Karina, mamá de Máximo


Al lado suyo, Máximo sonríe, juega con su hermana, y pregunta cuánto tiempo falta para poder visitar la enorme batería del Instituto Patagónico de las Artes (IUPA), donde se dio el gusto de mostrar cuánto aprendió en tan poco tiempo. Pícaro, cuando llega el momento, se sienta en el taburete y hace el solo de batería más largo posible. Espera los aplausos y vuelve a empezar, concentrado, feliz.


Karina sonríe, parada enfrente. Le dice que un tema más y ya está. Ella sabe que, pese al sonido de la música, Máximo entiende lo que dice. El nene lee los labios a la perfección.
Llevan cinco años de trabajos constantes. Cuando Máximo nació, en Roca, cinco años atrás, a Karina -que ya era madre de otros tres nenes- algo le llamó la atención de su nuevo bebé. “Empecé a notar que él no se calmaba cuando yo le hablaba, sino cuando lo alzaba”.


Como los controles al nacer le habían dado normales, pensó que era alguna particularidad del bebé. Pero a los cinco meses buscó ayuda. “El momento clave fue el día que, mientras estaba en su sillita y yo le daba yoghurt, sus hermanos llegaron de la escuela arrastrando las mochilas, y él siguió comiendo como si nada. Acá pasa algo”, me dije.
“Le hicieron los estudios y cuando me dieron el diagnóstico, se me cayó el mundo. Al principio me costó muchísimo, me lloré todo.

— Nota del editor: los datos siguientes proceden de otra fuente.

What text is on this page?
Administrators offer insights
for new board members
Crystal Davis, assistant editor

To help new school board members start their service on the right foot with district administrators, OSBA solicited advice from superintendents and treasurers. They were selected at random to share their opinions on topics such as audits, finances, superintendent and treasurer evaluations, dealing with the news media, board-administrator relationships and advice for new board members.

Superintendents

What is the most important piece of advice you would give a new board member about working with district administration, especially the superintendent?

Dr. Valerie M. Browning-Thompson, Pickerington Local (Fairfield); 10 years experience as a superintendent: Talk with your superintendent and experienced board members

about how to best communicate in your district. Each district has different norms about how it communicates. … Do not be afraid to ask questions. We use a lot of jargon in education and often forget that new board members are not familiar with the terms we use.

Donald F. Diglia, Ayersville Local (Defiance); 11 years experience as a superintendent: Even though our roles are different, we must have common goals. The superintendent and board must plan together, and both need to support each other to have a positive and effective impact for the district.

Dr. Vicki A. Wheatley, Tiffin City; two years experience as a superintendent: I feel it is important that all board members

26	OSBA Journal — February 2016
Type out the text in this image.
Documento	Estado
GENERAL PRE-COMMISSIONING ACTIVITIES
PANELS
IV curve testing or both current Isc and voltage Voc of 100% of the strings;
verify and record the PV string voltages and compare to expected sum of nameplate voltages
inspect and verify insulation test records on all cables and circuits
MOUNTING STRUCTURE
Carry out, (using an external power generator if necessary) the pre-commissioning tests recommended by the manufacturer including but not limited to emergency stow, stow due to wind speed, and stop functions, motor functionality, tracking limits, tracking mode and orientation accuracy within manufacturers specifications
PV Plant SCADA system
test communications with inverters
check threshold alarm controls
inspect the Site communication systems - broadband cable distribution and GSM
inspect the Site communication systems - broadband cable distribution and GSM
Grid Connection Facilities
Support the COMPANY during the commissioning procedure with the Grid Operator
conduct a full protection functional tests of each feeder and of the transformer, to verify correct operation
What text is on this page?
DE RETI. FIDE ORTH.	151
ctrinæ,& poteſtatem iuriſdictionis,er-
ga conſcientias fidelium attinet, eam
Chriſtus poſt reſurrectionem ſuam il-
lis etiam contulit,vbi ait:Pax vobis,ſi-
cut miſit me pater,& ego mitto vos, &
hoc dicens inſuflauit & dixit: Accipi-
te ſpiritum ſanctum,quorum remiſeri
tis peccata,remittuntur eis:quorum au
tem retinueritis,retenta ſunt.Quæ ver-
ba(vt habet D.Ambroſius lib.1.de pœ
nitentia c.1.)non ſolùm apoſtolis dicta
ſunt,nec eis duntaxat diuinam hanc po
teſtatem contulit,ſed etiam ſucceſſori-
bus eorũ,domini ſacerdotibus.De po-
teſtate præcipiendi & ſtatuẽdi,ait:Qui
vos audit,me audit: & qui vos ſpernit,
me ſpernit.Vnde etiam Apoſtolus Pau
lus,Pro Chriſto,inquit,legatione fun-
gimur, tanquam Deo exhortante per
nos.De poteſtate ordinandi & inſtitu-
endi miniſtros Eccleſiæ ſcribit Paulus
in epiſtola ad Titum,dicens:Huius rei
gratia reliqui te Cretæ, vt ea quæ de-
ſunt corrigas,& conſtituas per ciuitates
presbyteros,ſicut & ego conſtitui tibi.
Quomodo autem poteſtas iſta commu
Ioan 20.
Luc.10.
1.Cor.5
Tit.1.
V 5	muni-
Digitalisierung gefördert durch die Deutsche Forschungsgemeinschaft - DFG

Pero lo veía a él, que cada día avanzaba más, y eso me mantenía en pie”, asegura Karina.


Después vino la primera cirugía y años más tarde la segunda. La familia entera ayuda a enseñarle a hablar. Mientras tanto, él le pone música al mundo que había estado en silencio.


Una enorme solución para la hipoacusia

Máximo tuvo dos operaciones. La primera fue cuando él tenía un año y ocho meses, que se realizó en Buenos Aires y la otra el año pasado, que se hizo en Neuquén.
Máximo nació con hipoacusia neurosensorial que, según explicó la fonoaudióloga Micaela Constanzo, afecta el oído interno y suele ser permanente e irreversible. Este tipo de pérdida auditiva presenta diferentes grados: leve, moderada, severa o profunda. Para los casos de hipoacusia severa y/o profunda, el implante coclear puede resultar una excelente opción de tratamiento”.
Este fue el caso de Máximo, que ahora usa implantes cocleares bilaterales.
Los dos implantes son MED-EL, un proveedor internacional , con sede en Austria, líder en sistemas de implantes auditivos.